The 219133 monoclonal antibody specifically recognizes C-type lectin-like receptor 2 (CLEC-2). CLEC-2 is a ~32 kDa type II transmembrane glycoprotein that is encoded by CLEC1B (C-type lectin domain family 1 member B). CLEC-2 (CLEC1B) is expressed on platelets, megakaryocytes, and myeloid cells. The extracellular domain of this molecule contains a single carbohydrate recognition domain (CRD), whereas the cytoplasmic region contains a YXXL amino acid signaling motif which is also known as a hem-immunoreceptor tyrosine-based activation motif (hemITAM). Podoplanin binding to CLEC-2 (CLEC1B) leads to the transduction of tyrosine kinase signaling that can play roles in the activation and aggregation of platelets, tumor metastasis, or the formation of lymphatic vessels. CLEC-2 (CLEC1B) also serves as a receptor for the rhodocytin, a platelet-aggregating snake venom protein, or as a co-receptor for the attachment human immunodeficiency virus type 1 (HIV-1).

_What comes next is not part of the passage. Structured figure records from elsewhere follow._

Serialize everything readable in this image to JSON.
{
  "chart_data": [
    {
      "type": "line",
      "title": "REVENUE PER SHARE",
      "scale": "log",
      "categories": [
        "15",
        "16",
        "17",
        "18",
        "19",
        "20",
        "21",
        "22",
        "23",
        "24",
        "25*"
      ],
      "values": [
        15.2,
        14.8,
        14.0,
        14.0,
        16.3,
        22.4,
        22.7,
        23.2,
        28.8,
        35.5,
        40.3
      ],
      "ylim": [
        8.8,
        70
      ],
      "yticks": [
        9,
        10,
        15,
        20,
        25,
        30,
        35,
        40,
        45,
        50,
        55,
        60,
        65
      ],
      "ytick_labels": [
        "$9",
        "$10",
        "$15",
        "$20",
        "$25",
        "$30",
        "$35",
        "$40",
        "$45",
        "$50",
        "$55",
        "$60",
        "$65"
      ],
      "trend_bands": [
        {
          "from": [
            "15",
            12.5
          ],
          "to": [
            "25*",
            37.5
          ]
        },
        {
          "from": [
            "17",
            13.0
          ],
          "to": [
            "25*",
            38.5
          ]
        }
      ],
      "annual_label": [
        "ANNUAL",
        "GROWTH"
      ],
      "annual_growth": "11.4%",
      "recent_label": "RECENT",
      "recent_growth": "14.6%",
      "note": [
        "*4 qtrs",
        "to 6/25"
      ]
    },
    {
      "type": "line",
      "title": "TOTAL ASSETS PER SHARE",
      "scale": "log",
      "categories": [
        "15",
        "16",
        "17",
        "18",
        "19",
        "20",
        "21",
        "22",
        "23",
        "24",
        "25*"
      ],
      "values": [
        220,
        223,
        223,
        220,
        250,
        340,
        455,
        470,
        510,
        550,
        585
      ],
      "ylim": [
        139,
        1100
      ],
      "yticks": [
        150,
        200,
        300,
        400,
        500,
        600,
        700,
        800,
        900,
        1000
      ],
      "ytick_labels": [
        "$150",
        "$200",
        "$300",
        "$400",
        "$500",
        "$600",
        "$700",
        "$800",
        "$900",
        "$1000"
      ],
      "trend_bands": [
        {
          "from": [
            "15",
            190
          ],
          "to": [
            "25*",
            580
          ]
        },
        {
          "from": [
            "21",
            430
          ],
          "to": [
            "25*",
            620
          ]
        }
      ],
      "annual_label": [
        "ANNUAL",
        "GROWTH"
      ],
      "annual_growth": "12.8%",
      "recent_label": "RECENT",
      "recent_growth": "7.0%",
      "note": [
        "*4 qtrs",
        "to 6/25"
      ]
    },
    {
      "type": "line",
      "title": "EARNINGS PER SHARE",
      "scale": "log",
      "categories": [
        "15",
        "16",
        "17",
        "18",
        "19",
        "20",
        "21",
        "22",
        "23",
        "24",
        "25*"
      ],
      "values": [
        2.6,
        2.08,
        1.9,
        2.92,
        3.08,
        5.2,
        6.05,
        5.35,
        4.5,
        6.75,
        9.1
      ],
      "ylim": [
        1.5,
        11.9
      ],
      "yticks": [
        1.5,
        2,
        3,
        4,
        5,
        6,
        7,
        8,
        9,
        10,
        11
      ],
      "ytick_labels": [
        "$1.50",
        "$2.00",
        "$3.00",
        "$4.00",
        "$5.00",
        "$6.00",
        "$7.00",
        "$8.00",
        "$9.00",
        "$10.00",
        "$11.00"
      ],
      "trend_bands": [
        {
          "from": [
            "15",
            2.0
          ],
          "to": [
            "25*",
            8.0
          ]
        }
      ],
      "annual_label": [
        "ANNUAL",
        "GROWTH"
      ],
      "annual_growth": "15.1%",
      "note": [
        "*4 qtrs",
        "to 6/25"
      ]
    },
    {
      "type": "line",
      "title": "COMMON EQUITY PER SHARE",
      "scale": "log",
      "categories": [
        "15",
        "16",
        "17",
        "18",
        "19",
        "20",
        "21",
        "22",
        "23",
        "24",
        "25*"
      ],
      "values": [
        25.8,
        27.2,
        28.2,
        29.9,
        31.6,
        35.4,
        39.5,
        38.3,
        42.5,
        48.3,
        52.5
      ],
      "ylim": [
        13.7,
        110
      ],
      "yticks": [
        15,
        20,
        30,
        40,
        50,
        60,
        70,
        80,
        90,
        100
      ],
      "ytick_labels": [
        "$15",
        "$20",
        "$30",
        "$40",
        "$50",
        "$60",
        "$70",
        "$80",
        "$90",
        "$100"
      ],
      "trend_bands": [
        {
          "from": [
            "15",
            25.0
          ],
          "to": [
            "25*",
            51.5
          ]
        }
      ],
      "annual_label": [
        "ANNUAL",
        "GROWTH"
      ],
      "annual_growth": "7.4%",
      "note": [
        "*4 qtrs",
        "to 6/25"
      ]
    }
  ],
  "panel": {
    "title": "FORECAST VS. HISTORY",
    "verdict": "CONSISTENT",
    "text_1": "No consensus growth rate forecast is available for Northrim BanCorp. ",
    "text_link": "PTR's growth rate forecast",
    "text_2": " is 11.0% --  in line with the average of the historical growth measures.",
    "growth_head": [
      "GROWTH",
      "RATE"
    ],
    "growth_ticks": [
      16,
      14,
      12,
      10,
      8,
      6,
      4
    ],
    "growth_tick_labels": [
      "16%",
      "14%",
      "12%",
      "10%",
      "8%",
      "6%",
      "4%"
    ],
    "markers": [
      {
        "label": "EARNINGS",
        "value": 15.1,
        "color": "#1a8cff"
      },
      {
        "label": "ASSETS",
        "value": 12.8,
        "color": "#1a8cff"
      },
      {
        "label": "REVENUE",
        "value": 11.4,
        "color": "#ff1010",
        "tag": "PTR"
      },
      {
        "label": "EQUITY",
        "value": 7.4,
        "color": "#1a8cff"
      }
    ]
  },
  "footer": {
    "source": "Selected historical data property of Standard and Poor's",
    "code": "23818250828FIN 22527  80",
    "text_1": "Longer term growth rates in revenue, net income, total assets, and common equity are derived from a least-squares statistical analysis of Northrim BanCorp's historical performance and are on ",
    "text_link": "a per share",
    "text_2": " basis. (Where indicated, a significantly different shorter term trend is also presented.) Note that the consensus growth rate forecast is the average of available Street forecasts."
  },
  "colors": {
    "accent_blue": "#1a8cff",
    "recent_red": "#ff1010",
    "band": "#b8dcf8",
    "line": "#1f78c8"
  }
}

The antibody was conjugated to BD Horizon™ BUV661 which is part of the BD Horizon Brilliant™ Ultraviolet family of dyes. This dye is a tandem fluorochrome of BD Horizon BUV395 with an Ex Max of 348-nm and an acceptor dye with an Em Max at 661-nm. BD Horizon Brilliant BUV661 can be excited by the ultraviolet laser (355 nm) and detected with a 670/25 filter and a 630 nm LP. Due to cross laser excitation of this dye, there may be significant spillover into channels detecting APC-like emissions (eg, 670/25-nm filter).

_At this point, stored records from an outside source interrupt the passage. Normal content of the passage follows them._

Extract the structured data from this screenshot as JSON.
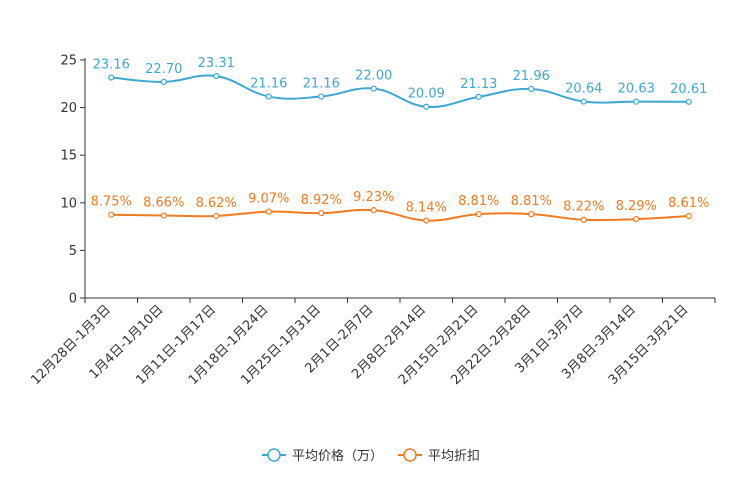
{
  "chart_data": {
    "type": "line",
    "title": "",
    "xlabel": "",
    "ylabel": "",
    "ylim": [
      0,
      25
    ],
    "yticks": [
      0,
      5,
      10,
      15,
      20,
      25
    ],
    "categories": [
      "12月28日-1月3日",
      "1月4日-1月10日",
      "1月11日-1月17日",
      "1月18日-1月24日",
      "1月25日-1月31日",
      "2月1日-2月7日",
      "2月8日-2月14日",
      "2月15日-2月21日",
      "2月22日-2月28日",
      "3月1日-3月7日",
      "3月8日-3月14日",
      "3月15日-3月21日"
    ],
    "series": [
      {
        "name": "平均价格（万）",
        "color": "#3fa7d6",
        "values": [
          23.16,
          22.7,
          23.31,
          21.16,
          21.16,
          22.0,
          20.09,
          21.13,
          21.96,
          20.64,
          20.63,
          20.61
        ],
        "labels": [
          "23.16",
          "22.70",
          "23.31",
          "21.16",
          "21.16",
          "22.00",
          "20.09",
          "21.13",
          "21.96",
          "20.64",
          "20.63",
          "20.61"
        ]
      },
      {
        "name": "平均折扣",
        "color": "#f47a20",
        "values": [
          8.75,
          8.66,
          8.62,
          9.07,
          8.92,
          9.23,
          8.14,
          8.81,
          8.81,
          8.22,
          8.29,
          8.61
        ],
        "labels": [
          "8.75%",
          "8.66%",
          "8.62%",
          "9.07%",
          "8.92%",
          "9.23%",
          "8.14%",
          "8.81%",
          "8.81%",
          "8.22%",
          "8.29%",
          "8.61%"
        ]
      }
    ],
    "legend": "bottom-center"
  }
}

Due to spectral differences between labeled cells and beads, using BD™ CompBeads can result in incorrect spillover values when used with BD Horizon BUV661 reagents. Therefore, the use of BD CompBeads or BD CompBeads Plus to determine spillover values for these reagents is not recommended. Different BUV661 reagents (eg, CD4 vs. CD45) can have slightly different fluorescence spillover therefore, it may also be necessary to use clone-specific compensation controls when using these reagents.